Sur la question du sol gelé, le juge de première instance avait considéré que la décision de Buesco de laisser le sol geler relevait de la discrétion de l’entrepreneur.
Or, la Cour d’appel a plutôt conclu, suivant son analyse de la preuve soumise devant le premier juge, que la pénétration du gel dans le sol allait à l’encontre des règles de l’art en matière de construction en conditions d’hiver. Ces règles prohibent la pose d’étais de coffrage sur un sol gelé.
En ce qui concernait les échéanciers déficients, contrairement au premier juge, la Cour d’appel a considéré que le défaut pour Buesco de produire un échéancier conforme aux attentes contractuelles pouvait être qualifié de manquement grave. Elle rappelle que le respect du délai de réalisation des travaux est une obligation de résultat qui incombe à l’entrepreneur. Elle confirme que les chances données à Buesco pour soumettre des échéanciers conformes ne peuvent être assimilées à de la tolérance :
[121] Or, le propriétaire ne peut être blâmé pour ne pas avoir exercé son droit à la résiliation dès la première manifestation d’un manquement, et ce, sans avoir donné à l’entrepreneur l’opportunité de s’amender. L’obligation d’agir de bonne foi en toute circonstance commandait de repousser cette ultime solution tant et aussi longtemps que HMR croyait Buesco capable de corriger la situation.
[Nous soulignons]
En conséquence, HMR se voit accorder des dommages résultant de la résiliation pour manquements graves, soit la partie des travaux effectués par le nouvel entrepreneur, après déduction du montant du contrat accordé à Buesco et des travaux additionnels non prévus dans l’appel d’offres initial.
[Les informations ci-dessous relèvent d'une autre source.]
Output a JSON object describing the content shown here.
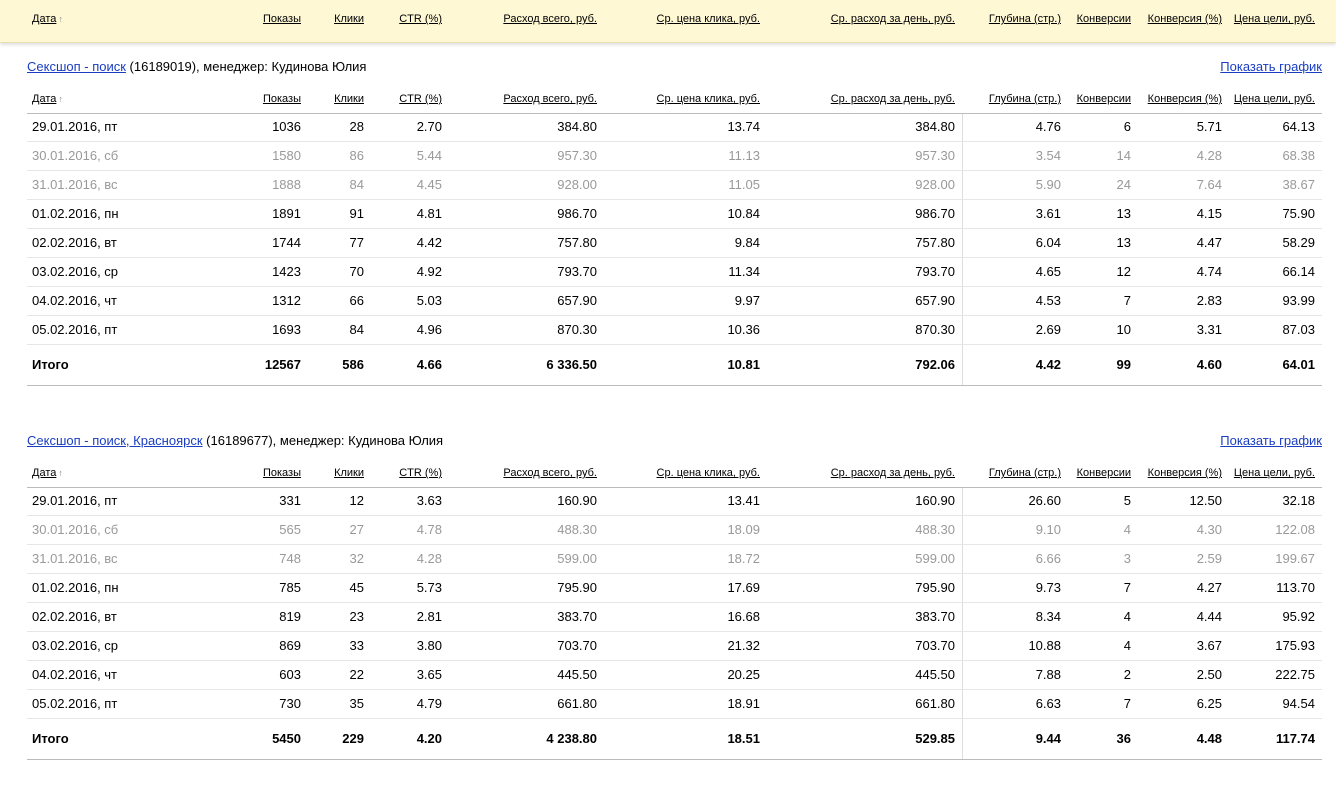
{
  "columns": [
    "Дата",
    "Показы",
    "Клики",
    "CTR (%)",
    "Расход всего, руб.",
    "Ср. цена клика, руб.",
    "Ср. расход за день, руб.",
    "Глубина (стр.)",
    "Конверсии",
    "Конверсия (%)",
    "Цена цели, руб."
  ],
  "tables": [
    {
      "campaign": "Сексшоп - поиск",
      "id": "(16189019)",
      "manager": ", менеджер: Кудинова Юлия",
      "show_chart": "Показать график",
      "muted_rows": [
        1,
        2
      ],
      "rows": [
        [
          "29.01.2016, пт",
          "1036",
          "28",
          "2.70",
          "384.80",
          "13.74",
          "384.80",
          "4.76",
          "6",
          "5.71",
          "64.13"
        ],
        [
          "30.01.2016, сб",
          "1580",
          "86",
          "5.44",
          "957.30",
          "11.13",
          "957.30",
          "3.54",
          "14",
          "4.28",
          "68.38"
        ],
        [
          "31.01.2016, вс",
          "1888",
          "84",
          "4.45",
          "928.00",
          "11.05",
          "928.00",
          "5.90",
          "24",
          "7.64",
          "38.67"
        ],
        [
          "01.02.2016, пн",
          "1891",
          "91",
          "4.81",
          "986.70",
          "10.84",
          "986.70",
          "3.61",
          "13",
          "4.15",
          "75.90"
        ],
        [
          "02.02.2016, вт",
          "1744",
          "77",
          "4.42",
          "757.80",
          "9.84",
          "757.80",
          "6.04",
          "13",
          "4.47",
          "58.29"
        ],
        [
          "03.02.2016, ср",
          "1423",
          "70",
          "4.92",
          "793.70",
          "11.34",
          "793.70",
          "4.65",
          "12",
          "4.74",
          "66.14"
        ],
        [
          "04.02.2016, чт",
          "1312",
          "66",
          "5.03",
          "657.90",
          "9.97",
          "657.90",
          "4.53",
          "7",
          "2.83",
          "93.99"
        ],
        [
          "05.02.2016, пт",
          "1693",
          "84",
          "4.96",
          "870.30",
          "10.36",
          "870.30",
          "2.69",
          "10",
          "3.31",
          "87.03"
        ]
      ],
      "total": [
        "Итого",
        "12567",
        "586",
        "4.66",
        "6 336.50",
        "10.81",
        "792.06",
        "4.42",
        "99",
        "4.60",
        "64.01"
      ]
    },
    {
      "campaign": "Сексшоп - поиск, Красноярск",
      "id": "(16189677)",
      "manager": ", менеджер: Кудинова Юлия",
      "show_chart": "Показать график",
      "muted_rows": [
        1,
        2
      ],
      "rows": [
        [
          "29.01.2016, пт",
          "331",
          "12",
          "3.63",
          "160.90",
          "13.41",
          "160.90",
          "26.60",
          "5",
          "12.50",
          "32.18"
        ],
        [
          "30.01.2016, сб",
          "565",
          "27",
          "4.78",
          "488.30",
          "18.09",
          "488.30",
          "9.10",
          "4",
          "4.30",
          "122.08"
        ],
        [
          "31.01.2016, вс",
          "748",
          "32",
          "4.28",
          "599.00",
          "18.72",
          "599.00",
          "6.66",
          "3",
          "2.59",
          "199.67"
        ],
        [
          "01.02.2016, пн",
          "785",
          "45",
          "5.73",
          "795.90",
          "17.69",
          "795.90",
          "9.73",
          "7",
          "4.27",
          "113.70"
        ],
        [
          "02.02.2016, вт",
          "819",
          "23",
          "2.81",
          "383.70",
          "16.68",
          "383.70",
          "8.34",
          "4",
          "4.44",
          "95.92"
        ],
        [
          "03.02.2016, ср",
          "869",
          "33",
          "3.80",
          "703.70",
          "21.32",
          "703.70",
          "10.88",
          "4",
          "3.67",
          "175.93"
        ],
        [
          "04.02.2016, чт",
          "603",
          "22",
          "3.65",
          "445.50",
          "20.25",
          "445.50",
          "7.88",
          "2",
          "2.50",
          "222.75"
        ],
        [
          "05.02.2016, пт",
          "730",
          "35",
          "4.79",
          "661.80",
          "18.91",
          "661.80",
          "6.63",
          "7",
          "6.25",
          "94.54"
        ]
      ],
      "total": [
        "Итого",
        "5450",
        "229",
        "4.20",
        "4 238.80",
        "18.51",
        "529.85",
        "9.44",
        "36",
        "4.48",
        "117.74"
      ]
    }
  ]
}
Buesco a quant à elle droit aux montants pour les travaux effectués avant la résiliation du contrat.
La Cour d’appel confirme par contre la conclusion du juge de première instance sur les dépens accordés aux professionnels poursuivis par HMR. Elle soutient que l’établissement a eu tort de poursuivre ses professionnels, sans allégation précise de leurs fautes. Ainsi, contrairement à un recours basé sur la perte de l’ouvrage où la poursuite des professionnels peut s’avérer nécessaire pour une solution complète du litige, dans le cas d’une action fondée sur une résiliation abusive du contrat, le propriétaire ne peut poursuivre, subsidiairement, les professionnels au cas où sa responsabilité serait retenue, en l’absence de reproches concrets.
Enfin, et il importe de le soulever, la Cour d’appel ne se prononce pas sur la possibilité pour un donneur d’ouvrage d’invoquer, dans un premier temps, la résiliation avec motifs et en cas d’échec, la résiliation unilatérale permise en vertu de l’article 2125 du Code civil du Québec (c’est-à-dire une résiliation sans motif où le donneur d’ouvrage doit assumer les frais d’un nouvel entrepreneur, tout en se mettant à l’abri de toute réclamation en dommages ou pour pertes de profits, sous réserve que la résiliation soit faite de bonne foi).
Nous nous rappelons que le juge de première instance avait rejeté cet argument soulevé par HMR puisqu’il estimait que ce dernier avait opté pour la résiliation pour cause et qu’il devait assumer son choix.
Or, puisqu’elle conclut à la présence de manquements graves, la Cour d’appel a considéré que ce débat était théorique et qu’elle n’avait pas à disposer de cette question.
En l’absence de réponse à cette question, nous réitérons la recommandation de notre collègue Me Legault à l’effet que les propriétaires qui souhaitent résilier un contrat pour cause doivent avoir un dossier bien documenté et être ainsi prêts à démontrer le sérieux des motifs qu’ils invoquent.